Executes a system command and hooks its stdin and stdout into the pipeline.

Synopsis

shell <command>

Description

The shell operator executes the provided command by spawning a new process. The input of the operator is forwarded to the child's standard input. Similarly, the child's standard output is forwarded to the output of the operator.

<command>

The command to execute and hook into the pipeline processing.

The value of command is a single string. If you would like to pass a command line as you would on the shell, use single or double quotes for escaping, e.g., shell 'jq -C' or shell "jq -C". The command is interpreted by /bin/sh -c.

Examples

Show a live log from the tenzir-node service:

shell "journalctl -u tenzir-node -f" | read json

Consider the use case of converting CSV to JSON:

tenzir 'read csv | write json' | jq -C

The write json operator produces NDJSON. Piping this output to jq generates a colored, tree-structured variation that is (arguably) easier to read. Using the shell operator, you can integrate Unix tools that rely on stdin/stdout for input/output as "native" operators that process raw bytes. For example, in this pipeline:

write json | save stdout

The write operator produces raw bytes and save accepts raw bytes. The shell operator therefore fits right in the middle:

write json | shell "jq -C" | save stdout

Using user-defined operators, we can expose this (potentially verbose) post-processing more succinctly in the pipeline language:

tenzir.yaml
tenzir:
  operators:
    jsonize:
      write json | shell "jq -C" | save stdout

Now you can use jsonize as a custom operator in a pipeline:

tenzir 'read csv | where field > 42 | jsonize' < file.csv

This mechanism allows for wrapping also more complex invocation of tools. Zeek, for example, converts packets into structured network logs. Tenzir already has support for consuming Zeek output with the formats zeek-json and zeek-tsv.
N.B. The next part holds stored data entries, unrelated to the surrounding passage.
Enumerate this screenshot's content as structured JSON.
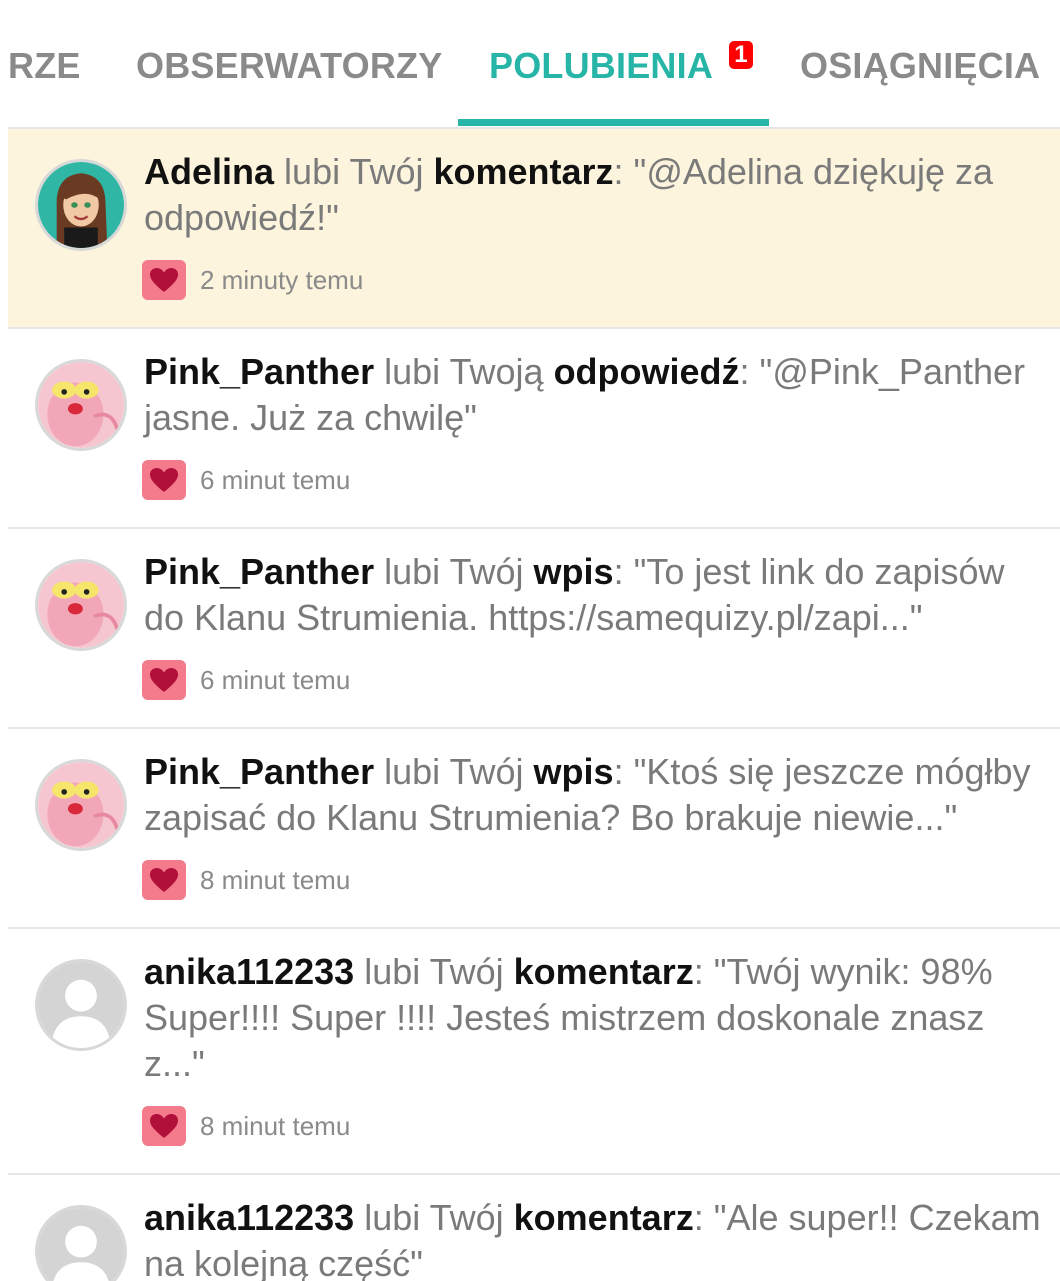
{
  "tabs": [
    {
      "label": "RZE",
      "active": false
    },
    {
      "label": "OBSERWATORZY",
      "active": false
    },
    {
      "label": "POLUBIENIA",
      "active": true,
      "badge": "1"
    },
    {
      "label": "OSIĄGNIĘCIA",
      "active": false
    }
  ],
  "colors": {
    "accent": "#26b5a6",
    "highlight": "#fcf4dd",
    "heart_bg": "#f37b8c",
    "heart": "#b0103a",
    "badge": "#ff0000"
  },
  "items": [
    {
      "user": "Adelina",
      "verb": "lubi Twój",
      "object": "komentarz",
      "quote": ": \"@Adelina dziękuję za odpowiedź!\"",
      "time": "2 minuty temu",
      "avatar": "bitmoji-avatar",
      "highlight": true
    },
    {
      "user": "Pink_Panther",
      "verb": "lubi Twoją",
      "object": "odpowiedź",
      "quote": ": \"@Pink_Panther jasne. Już za chwilę\"",
      "time": "6 minut temu",
      "avatar": "pink-panther-avatar"
    },
    {
      "user": "Pink_Panther",
      "verb": "lubi Twój",
      "object": "wpis",
      "quote": ": \"To jest link do zapisów do Klanu Strumienia. https://samequizy.pl/zapi...\"",
      "time": "6 minut temu",
      "avatar": "pink-panther-avatar"
    },
    {
      "user": "Pink_Panther",
      "verb": "lubi Twój",
      "object": "wpis",
      "quote": ": \"Ktoś się jeszcze mógłby zapisać do Klanu Strumienia? Bo brakuje niewie...\"",
      "time": "8 minut temu",
      "avatar": "pink-panther-avatar"
    },
    {
      "user": "anika112233",
      "verb": "lubi Twój",
      "object": "komentarz",
      "quote": ": \"Twój wynik: 98% Super!!!! Super !!!! Jesteś mistrzem doskonale znasz z...\"",
      "time": "8 minut temu",
      "avatar": "default-avatar"
    },
    {
      "user": "anika112233",
      "verb": "lubi Twój",
      "object": "komentarz",
      "quote": ": \"Ale super!! Czekam na kolejną część\"",
      "time": "",
      "avatar": "default-avatar"
    }
  ]
}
But that requires attaching yourself downstream of a Zeek instance. Sometimes you want instant Zeek analytics given a PCAP trace.
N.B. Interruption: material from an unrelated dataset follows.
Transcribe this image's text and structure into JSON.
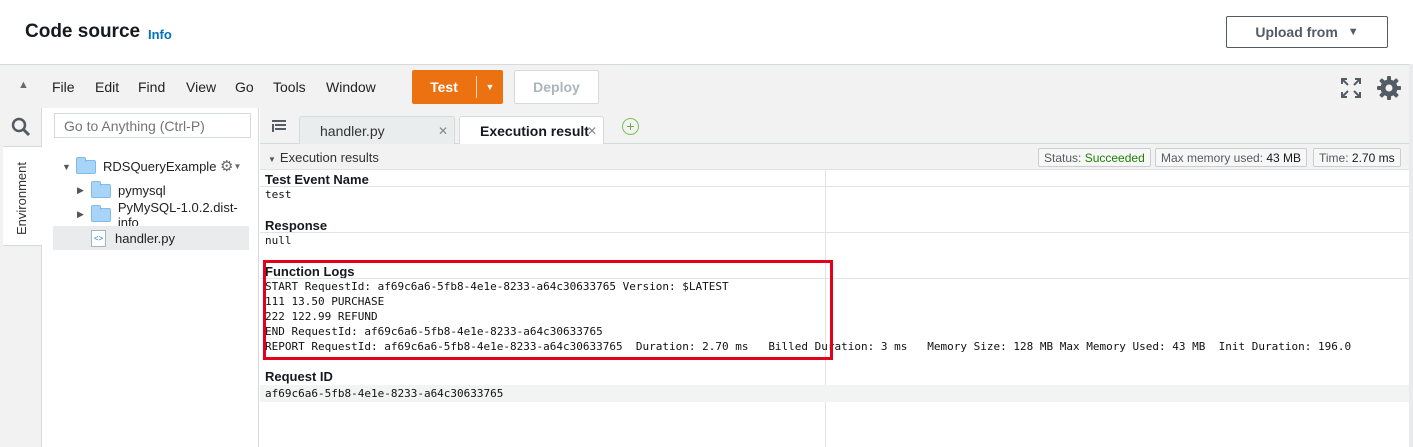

With the shell operator, you can script a Zeek invocation and readily post-process the output with a rich set of operators, to filter, reshape, enrich, or route the logs as structured data. Let's define a zeek operator for that:

tenzir.yaml
tenzir:
  operators:
    zeek:
      shell "zeek -r - LogAscii::output_to_stdout=T
             JSONStreaming::disable_default_logs=T
             JSONStreaming::enable_log_rotation=F
             json-streaming-logs"
      | read zeek-json

Processing a PCAP trace now is a matter of calling the zeek operator:

gunzip -c example.pcap.gz |
  tenzir 'zeek | select id.orig_h, id.orig_p, id.resp_h | head 3'
{"id": {"orig_h": null, "resp_h": null, "resp_p": null}}
{"id": {"orig_h": "192.168.168.100", "resp_h": "83.135.95.78", "resp_p": 0}}
{"id": {"orig_h": "192.168.168.100", "resp_h": "83.135.95.78", "resp_p": 22}}

NB: because zeek (= shell) reads bytes, we can drop the implicit load stdin source operator in this pipeline.